In my experience two scenarios often play out that give the customer an overall “meh, whatever” feeling no matter how great the work done by support.

1. Documentation, what documentation?

File this under “great customer support interactions that I would rather have avoided.” Most of our support requests are due to documentation that is either hard to locate, inconsistent, too abstract, or out of date. I’m thankful to the customer rep who knows what they are doing and gives me a fast, accurate answer that solves my problem, but I still had to spend more time than I’d have in the case of well-maintained documentation.

Once you become familiar with a vendor, you start to see that you didn’t run into an edge case, but rather that not only documentation was poorly written and delivered from the start, but nothing is done to tap customer support and improve documentation as a continuous improvement process either. I feel for the poor reps tasked with baling out water out of a leaky boat, and net net I’m not thrilled by the vendor. Not only have they failed to properly document their product, but they are not doing anything to even start to fix it. Big missed opportunity. Use your support to detect and address deficiencies in your documentation, so even if it’s not great, it will get better incrementally.

2. For product feedback, press 5

The second common pattern that shows customer support has been set up as a silo is support responses that go something like this: “no, we don’t do this, but this is a great idea, why don’t you go and fill in this form to send it to our developers.” Huh, I don’t work there, you do, so why don’t you? Usually there’s at play a mix of lack of internal currency given to support staff (underlings paid a fraction of what developers make), and a lack of software integration in the vendor’s internal systems (i.e. their support app can’t talk to their product management app).

Either way, this compartmentalized thinking doesn’t cut it. Submitting a proper support request already felt like work, so it’s likely the mental capital and time that I wanted to allocate to the issue is already spent and at this point I just want to move on.

This does not happen with smaller startups where developers support their own product, but as organizations grow they tend to move their programmers away from front-line support. Fair enough, but don’t make me do the same customer twice, and don’t make me feel like your product team does not listen to its own support colleagues.

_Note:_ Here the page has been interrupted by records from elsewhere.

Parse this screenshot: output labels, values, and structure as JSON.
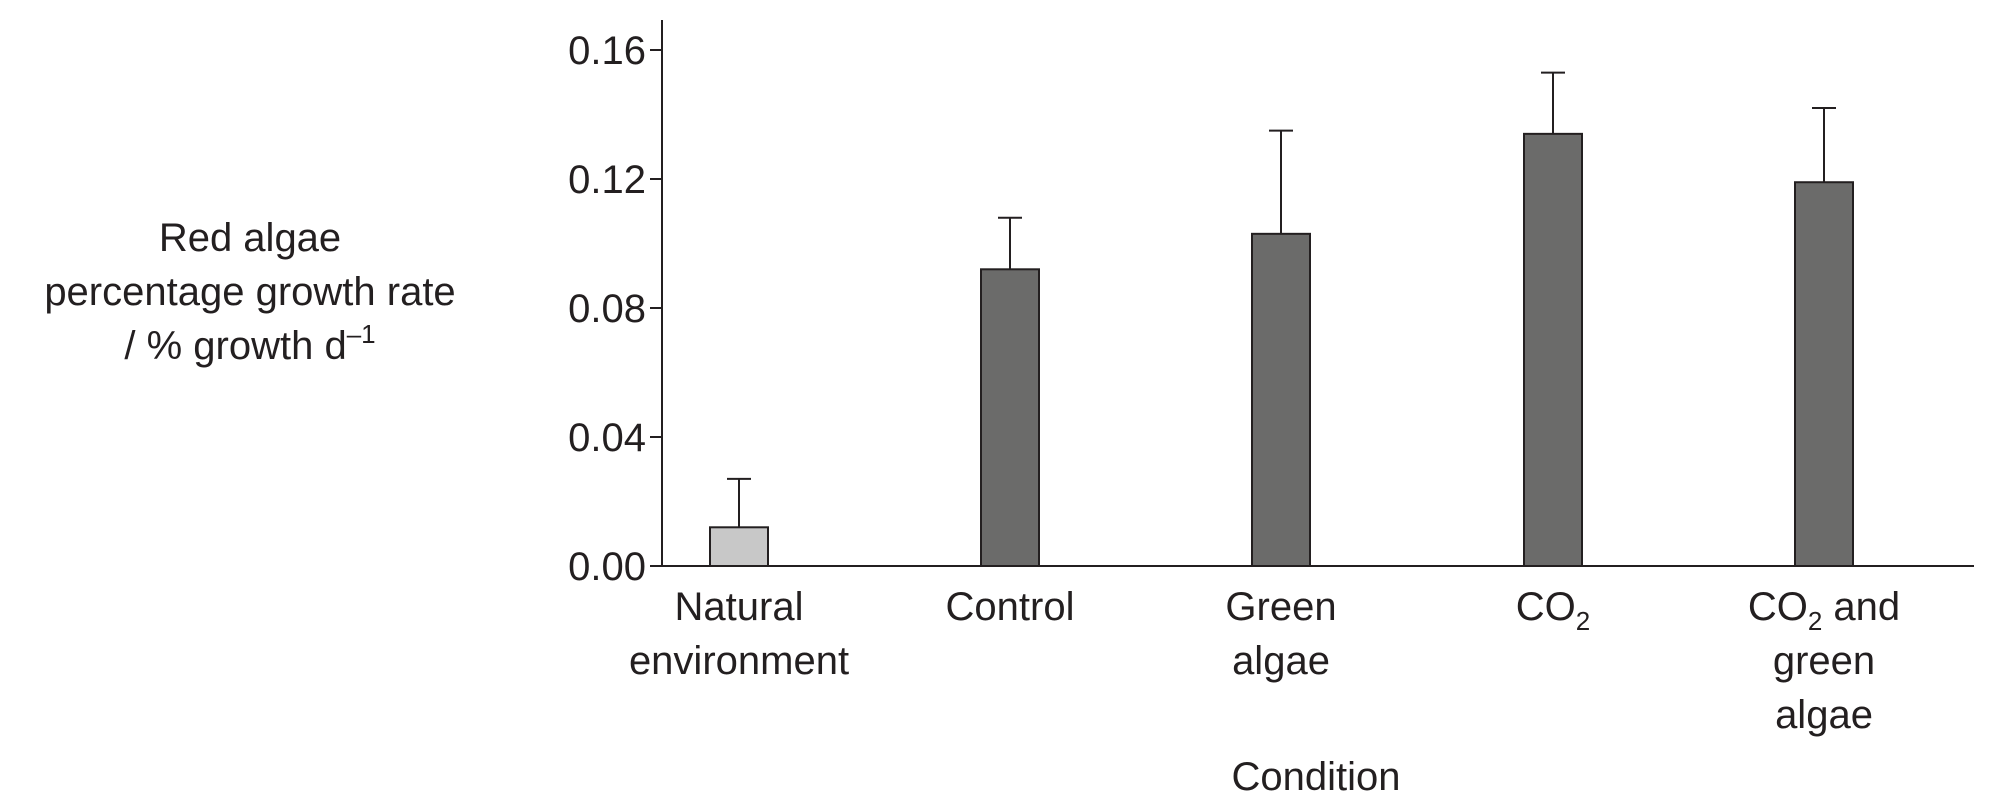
{
  "chart_data": {
    "type": "bar",
    "categories": [
      [
        "Natural",
        "environment"
      ],
      [
        "Control"
      ],
      [
        "Green",
        "algae"
      ],
      [
        {
          "t": "CO"
        },
        {
          "t": "2",
          "sub": true
        }
      ],
      [
        [
          {
            "t": "CO"
          },
          {
            "t": "2",
            "sub": true
          },
          {
            "t": " and"
          }
        ],
        "green",
        "algae"
      ]
    ],
    "values": [
      0.012,
      0.092,
      0.103,
      0.134,
      0.119
    ],
    "error_upper": [
      0.027,
      0.108,
      0.135,
      0.153,
      0.142
    ],
    "bar_colors": [
      "#c8c8c8",
      "#6b6b6a",
      "#6b6b6a",
      "#6b6b6a",
      "#6b6b6a"
    ],
    "yticks": [
      "0.00",
      "0.04",
      "0.08",
      "0.12",
      "0.16"
    ],
    "ylim": [
      0,
      0.17
    ],
    "xlabel": "Condition",
    "ylabel_lines": [
      [
        {
          "t": "Red algae"
        }
      ],
      [
        {
          "t": "percentage growth rate"
        }
      ],
      [
        {
          "t": "/ % growth d"
        },
        {
          "t": "–1",
          "sup": true
        }
      ]
    ],
    "grid": false,
    "legend": "none",
    "colors": {
      "axis": "#231f20",
      "bar_edge": "#231f20",
      "text": "#231f20"
    }
  }
}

Bottom line: customer support is a great source of improvement ideas for your product and its documentation. Oh, and it’s also a great lead generation channel, from disgruntled customers you can win back to people toying with a free trial that good support converts to customers. But at least most software shops probably already get that part, as it’s money directly in the bank. My point is that ultimately, integration between support and product/doc also is.